Indexing is best-effort — the API quota is finite and failures are non-critical. If the request is rejected due to quota exhaustion, the URL is queued for retry in the next available slot. A daily quota monitor runs separately and alerts when the limit is consistently being hit, prompting a review of which content types to prioritize.

09

Logging

Every pipeline run writes a structured log entry to a central dashboard database: article title, site, published URL, content type, language model used, image generation service, estimated cost, word count, and publish timestamp. This single table covers all managed sites, making cross-site analysis straightforward.

The dashboard enables cost tracking over time, model comparison (which model produces better output per dollar), content calendar views, and underperformance detection when combined with search console data. Articles that attract little organic traffic within 30 days are flagged for a refresh pass — feeding back into the topic queue as high-priority rewrites.

10

State Management

A checkpoint file is written to disk at the completion of each major step. If the pipeline fails mid-run — API timeout, image generation error, rate limit, model refusal — the next invocation reads the checkpoint and resumes from the last successful stage. No manual intervention is needed for common transient failures.

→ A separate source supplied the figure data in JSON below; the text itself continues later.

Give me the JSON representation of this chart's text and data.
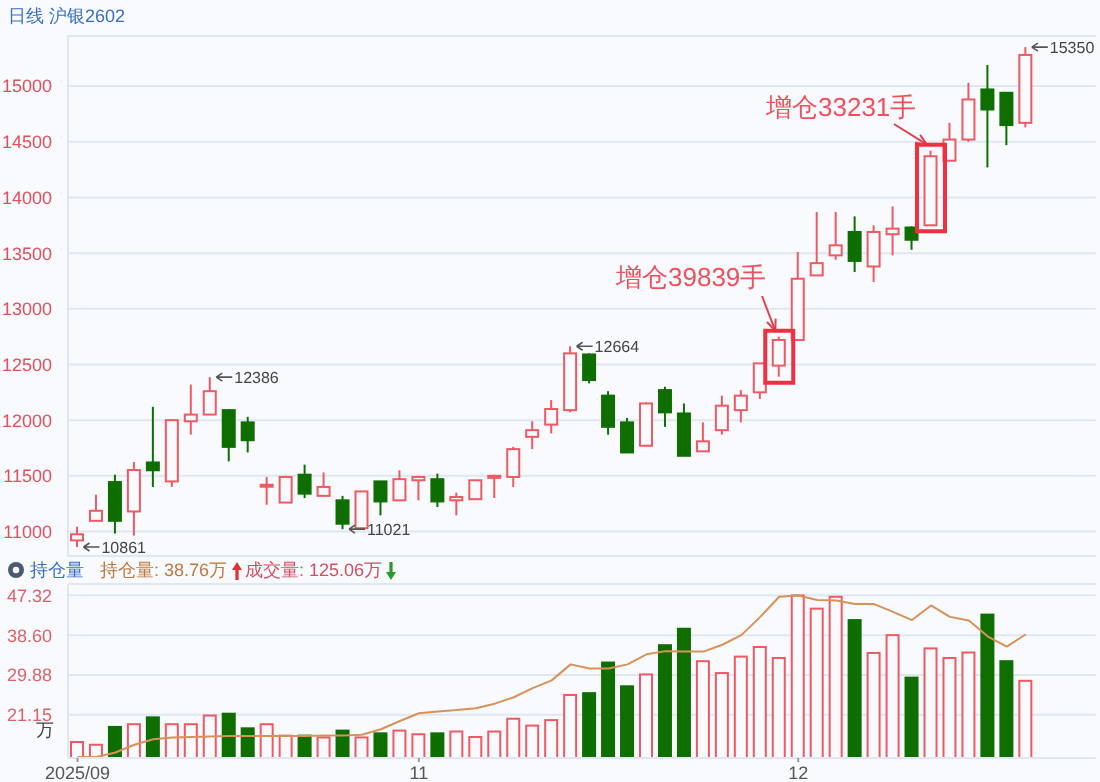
{
  "chart_data": [
    {
      "type": "candlestick",
      "title": "日线 沪银2602",
      "categories": [
        "2025/09",
        null,
        null,
        null,
        null,
        null,
        null,
        null,
        null,
        null,
        null,
        null,
        null,
        null,
        null,
        null,
        null,
        null,
        "11",
        null,
        null,
        null,
        null,
        null,
        null,
        null,
        null,
        null,
        null,
        null,
        null,
        null,
        null,
        null,
        null,
        null,
        null,
        null,
        "12",
        null,
        null,
        null,
        null,
        null,
        null,
        null,
        null,
        null,
        null,
        null,
        null
      ],
      "ohlc": [
        [
          10920,
          11042,
          10861,
          10975
        ],
        [
          11096,
          11330,
          11096,
          11186
        ],
        [
          11444,
          11510,
          10982,
          11096
        ],
        [
          11180,
          11624,
          10964,
          11552
        ],
        [
          11620,
          12120,
          11400,
          11550
        ],
        [
          11450,
          12010,
          11400,
          12000
        ],
        [
          11990,
          12320,
          11870,
          12050
        ],
        [
          12050,
          12386,
          12050,
          12260
        ],
        [
          12090,
          12100,
          11630,
          11760
        ],
        [
          11980,
          12030,
          11710,
          11820
        ],
        [
          11410,
          11490,
          11240,
          11420
        ],
        [
          11260,
          11500,
          11260,
          11490
        ],
        [
          11510,
          11600,
          11300,
          11340
        ],
        [
          11320,
          11530,
          11320,
          11400
        ],
        [
          11280,
          11320,
          11021,
          11070
        ],
        [
          11030,
          11360,
          11030,
          11360
        ],
        [
          11450,
          11450,
          11145,
          11270
        ],
        [
          11280,
          11550,
          11280,
          11470
        ],
        [
          11460,
          11500,
          11280,
          11490
        ],
        [
          11470,
          11520,
          11220,
          11270
        ],
        [
          11280,
          11350,
          11145,
          11310
        ],
        [
          11290,
          11460,
          11290,
          11460
        ],
        [
          11486,
          11510,
          11300,
          11500
        ],
        [
          11490,
          11760,
          11400,
          11740
        ],
        [
          11850,
          11990,
          11740,
          11910
        ],
        [
          11960,
          12180,
          11880,
          12100
        ],
        [
          12090,
          12664,
          12070,
          12600
        ],
        [
          12590,
          12600,
          12330,
          12360
        ],
        [
          12220,
          12260,
          11870,
          11940
        ],
        [
          11980,
          12020,
          11710,
          11710
        ],
        [
          11770,
          12160,
          11770,
          12150
        ],
        [
          12270,
          12300,
          11940,
          12070
        ],
        [
          12060,
          12150,
          11680,
          11680
        ],
        [
          11720,
          11980,
          11720,
          11810
        ],
        [
          11910,
          12220,
          11870,
          12130
        ],
        [
          12090,
          12270,
          11980,
          12220
        ],
        [
          12250,
          12510,
          12190,
          12510
        ],
        [
          12490,
          12750,
          12390,
          12720
        ],
        [
          12720,
          13510,
          12720,
          13270
        ],
        [
          13300,
          13870,
          13300,
          13410
        ],
        [
          13480,
          13870,
          13440,
          13570
        ],
        [
          13690,
          13830,
          13330,
          13430
        ],
        [
          13380,
          13750,
          13240,
          13690
        ],
        [
          13670,
          13920,
          13480,
          13720
        ],
        [
          13730,
          13740,
          13530,
          13620
        ],
        [
          13750,
          14420,
          13750,
          14370
        ],
        [
          14330,
          14670,
          14330,
          14520
        ],
        [
          14520,
          15030,
          14500,
          14880
        ],
        [
          14970,
          15190,
          14270,
          14790
        ],
        [
          14940,
          14940,
          14470,
          14650
        ],
        [
          14670,
          15350,
          14630,
          15280
        ]
      ],
      "colors": [
        "#ee5a64",
        "#ee5a64",
        "#0f6e00",
        "#ee5a64",
        "#0f6e00",
        "#ee5a64",
        "#ee5a64",
        "#ee5a64",
        "#0f6e00",
        "#0f6e00",
        "#ee5a64",
        "#ee5a64",
        "#0f6e00",
        "#ee5a64",
        "#0f6e00",
        "#ee5a64",
        "#0f6e00",
        "#ee5a64",
        "#ee5a64",
        "#0f6e00",
        "#ee5a64",
        "#ee5a64",
        "#ee5a64",
        "#ee5a64",
        "#ee5a64",
        "#ee5a64",
        "#ee5a64",
        "#0f6e00",
        "#0f6e00",
        "#0f6e00",
        "#ee5a64",
        "#0f6e00",
        "#0f6e00",
        "#ee5a64",
        "#ee5a64",
        "#ee5a64",
        "#ee5a64",
        "#ee5a64",
        "#ee5a64",
        "#ee5a64",
        "#ee5a64",
        "#0f6e00",
        "#ee5a64",
        "#ee5a64",
        "#0f6e00",
        "#ee5a64",
        "#ee5a64",
        "#ee5a64",
        "#0f6e00",
        "#0f6e00",
        "#ee5a64"
      ],
      "ylim": [
        10780,
        15450
      ],
      "yticks": [
        11000,
        11500,
        12000,
        12500,
        13000,
        13500,
        14000,
        14500,
        15000
      ],
      "grid": "y",
      "tick_labels": "y",
      "annotations": [
        "10861",
        "12386",
        "11021",
        "12664",
        "15350",
        "增仓39839手",
        "增仓33231手"
      ]
    },
    {
      "type": "bar",
      "title": "持仓量",
      "ylabel": "万",
      "categories": [
        "2025/09",
        null,
        null,
        null,
        null,
        null,
        null,
        null,
        null,
        null,
        null,
        null,
        null,
        null,
        null,
        null,
        null,
        null,
        "11",
        null,
        null,
        null,
        null,
        null,
        null,
        null,
        null,
        null,
        null,
        null,
        null,
        null,
        null,
        null,
        null,
        null,
        null,
        null,
        "12",
        null,
        null,
        null,
        null,
        null,
        null,
        null,
        null,
        null,
        null,
        null,
        null
      ],
      "series": [
        {
          "type": "bar",
          "colors": [
            "#ee5a64",
            "#ee5a64",
            "#0f6e00",
            "#ee5a64",
            "#0f6e00",
            "#ee5a64",
            "#ee5a64",
            "#ee5a64",
            "#0f6e00",
            "#0f6e00",
            "#ee5a64",
            "#ee5a64",
            "#0f6e00",
            "#ee5a64",
            "#0f6e00",
            "#ee5a64",
            "#0f6e00",
            "#ee5a64",
            "#ee5a64",
            "#0f6e00",
            "#ee5a64",
            "#ee5a64",
            "#ee5a64",
            "#ee5a64",
            "#ee5a64",
            "#ee5a64",
            "#ee5a64",
            "#0f6e00",
            "#0f6e00",
            "#0f6e00",
            "#ee5a64",
            "#0f6e00",
            "#0f6e00",
            "#ee5a64",
            "#ee5a64",
            "#ee5a64",
            "#ee5a64",
            "#ee5a64",
            "#ee5a64",
            "#ee5a64",
            "#ee5a64",
            "#0f6e00",
            "#ee5a64",
            "#ee5a64",
            "#0f6e00",
            "#ee5a64",
            "#ee5a64",
            "#ee5a64",
            "#0f6e00",
            "#0f6e00",
            "#ee5a64"
          ],
          "values": [
            15.2,
            14.6,
            18.5,
            19.1,
            20.6,
            19.1,
            19.1,
            21.0,
            21.4,
            18.2,
            19.1,
            16.6,
            16.6,
            16.2,
            17.7,
            16.2,
            17.1,
            17.7,
            16.9,
            17.1,
            17.5,
            16.3,
            17.5,
            20.3,
            18.8,
            20.0,
            25.5,
            25.9,
            32.6,
            27.4,
            30.0,
            36.4,
            40.0,
            32.9,
            30.3,
            33.9,
            36.0,
            33.6,
            47.3,
            44.4,
            47.0,
            41.9,
            34.7,
            38.6,
            29.3,
            35.7,
            33.6,
            34.8,
            43.1,
            32.9,
            28.6
          ]
        },
        {
          "type": "line",
          "color": "#d9915a",
          "values": [
            11.9,
            11.9,
            12.9,
            14.6,
            15.8,
            16.2,
            16.3,
            16.4,
            16.5,
            16.5,
            16.5,
            16.5,
            16.5,
            16.6,
            16.6,
            16.8,
            18.0,
            19.8,
            21.5,
            21.9,
            22.2,
            22.6,
            23.6,
            25.0,
            27.0,
            28.7,
            32.2,
            31.3,
            31.3,
            32.2,
            34.4,
            35.1,
            35.0,
            35.0,
            36.5,
            38.6,
            42.6,
            47.0,
            47.3,
            46.3,
            46.2,
            45.4,
            45.4,
            43.7,
            41.9,
            45.1,
            42.6,
            41.8,
            38.3,
            36.1,
            38.8
          ]
        }
      ],
      "ylim": [
        11.7,
        49.8
      ],
      "yticks": [
        21.15,
        29.88,
        {
          "value": 38.6,
          "label": "38.60"
        },
        47.32
      ],
      "grid": "y",
      "annotations": [
        "持仓量: 38.76万",
        "成交量: 125.06万"
      ]
    }
  ]
}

Checkpoint files include the session topic, all intermediate outputs (draft text, image URL, publish response), and step completion flags. They're cleaned up automatically on successful pipeline completion and after a 48-hour TTL if the run was abandoned. The checkpoint pattern turns a brittle sequential script into a recoverable workflow — especially important for long runs that cross API rate-limit windows.

The pipeline is not code. It's a prompt — a set of numbered steps with rules — that an AI agent interprets and executes. No DAG definition, no workflow engine. The model reads the context, decides what to do next, calls the right tools, and handles edge cases inline. That's the experiment.